While he enjoys fishing, running, and grilling, spending time with his family is by far his favorite activity. The Pattersons take part in volleyball and softball because of their daughters’ participation. Leah is 13, Sarah is 10, and Ellie is 8; they attend Pleasant Valley Elementary. “I’m a family man, and that means whether I fish, bowl, go to church, or play softball and volleyball, my family is with me,” Patterson says.

Professionally speaking, Patterson plans to stay right where he is for the immediate future, at least until he can retire after 25 years. At some point, he may look into starting another career in the water or wastewater field. Right now, he’s focused on being the best professional possible.

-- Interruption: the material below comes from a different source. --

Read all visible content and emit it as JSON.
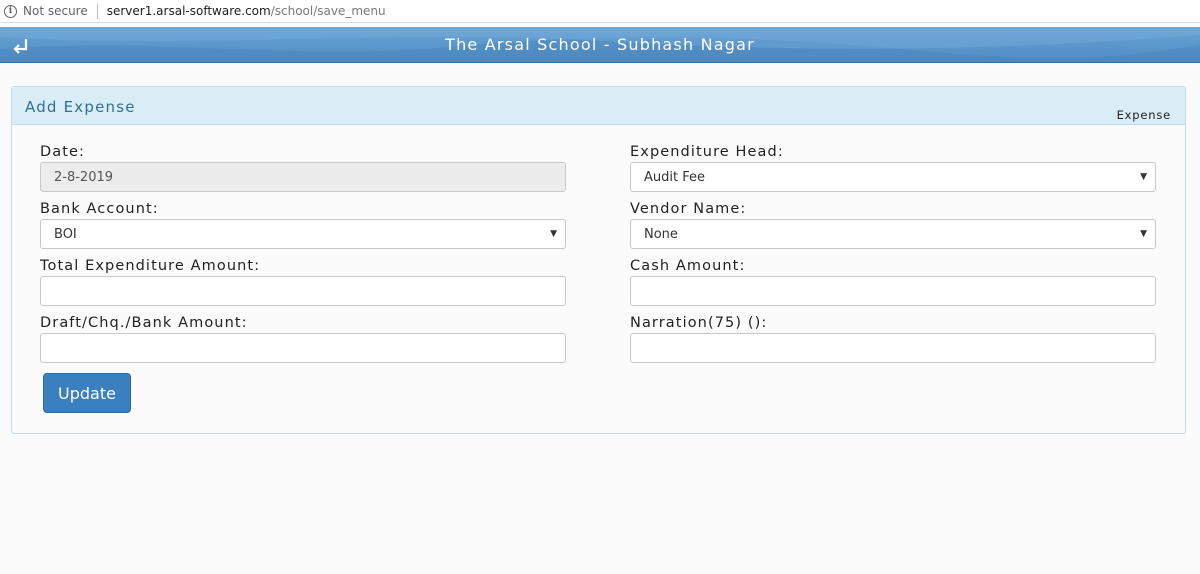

“One of the things I love the most about this job is that when I get up every day I know I’m serving the community,” he says. “Our department motto is: Community, Customers, Commitment. That’s what we live by. My family drinks the same water as everybody else, and I know that the water is the best we can produce.”

Challenges and achievements

Chris Patterson has had his share of accomplishments. They include managing a $500,000 project to replace lead-joint pipe with ductile pipe, overseeing a 20,000-foot sewer rehabilitation that included new pipe lining, and providing guidance for refitting all lift stations with submersible pumps.

His biggest challenge has been managing a $10.8 million wastewater treatment plant upgrade and expansion to increase efficiency and reduce operating costs. Launched in December 2016, the project is to be completed near the end of 2018.

“It’s a huge undertaking,” says Mayor Johnny Smith, who spearheaded the effort to fund the project. “Chris is responsible for every piece of equipment that goes into the facility. In addition, he and the operators have to keep the plant running as they work on the upgrade. That takes a lot of doing for everyone concerned.”

Built in 1955, the 3.5 mgd (design) plant underwent its first upgrade in 1971 and a second in 1992. Plans call for upgrading the existing mechanical treatment process for activated sludge. That includes new headworks and a biosolids dewatering system with a new belt press (BDP Industries). The plant is also getting a new screw press and pumps (Fleck Systems), a pre-anoxic basin, an aerobic digester, a UV disinfection system, and a major SCADA system upgrade.

“There are a lot of changes in technologies and processes that should last us 20 or 25 years,” Patterson says. “Sure it’s a headache with half the plant being shut down, but we believe the upgraded facility will make us more efficient, keep us in compliance and contribute to a better environment.”